While directly facing the patient, ask him or her first to stare at a midline point on your face and then to frown (or “frown like they are concentrating very hard”) for you to visualize the corrugator supercilii and procerus muscles in contraction and to visualize the midpupillary line. Some may consider marking the injection sites on the patient’s skin prior to actual injection. For precision, rest the thumb of the noninjecting hand on the superior orbital rim and have the patient contract while holding the corrugator between the thumb and forefinger. This allows for definitive isolation of the muscle and prevents accidental injection below the infraorbital rim, which may increase the risk of eyelid ptosis. In addition, one may steady the injecting hand by resting the lateral fingers or hand on the patient’s face.

Pearl 2:

Injection of botulinum toxin into the corrugator supercilii and procerus not only reduces glabellar rhytides but also reduces those of the lower half of the forehead by diffusion to the lower half of the medial belly of the frontalis muscle.

Pearl 3:

To achieve additional brow lift, an injection of 3–5 U may be given at each lateral brow (directly under the hair-bearing tail of the brow) to relax the depressor portion of orbicularis oculi. As the orbicularis oculi is a circular muscle, the superior lateral portion acts as a depressor of the brow when contracted, thus relaxation of this muscle (in addition to relaxation of the depressor muscles of the glabellar complex) results in brow lift.

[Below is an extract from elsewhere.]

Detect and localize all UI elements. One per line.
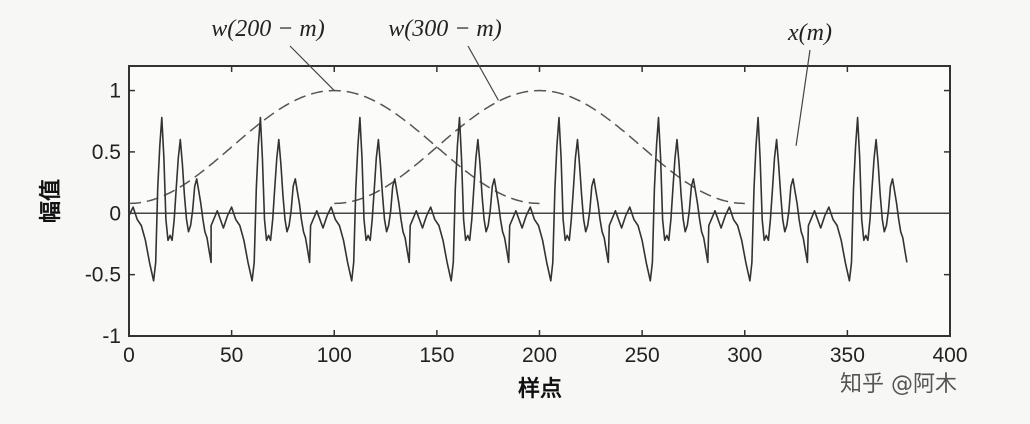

Even without the lateral brow injection, injection of 20 to 40 U of BoNT-A into the glabellar muscles alone leads to eyebrow elevation. This is due to relaxation of the depressor actions of the corrugator procerus muscles, as well as inactivation of the medial muscles of the frontalis, with resultant increased muscle tone of the lateral and superior muscles of the frontalis. Studies by Huang et al. found that the eyebrow elevation usually ranges from 1 to 3 mm.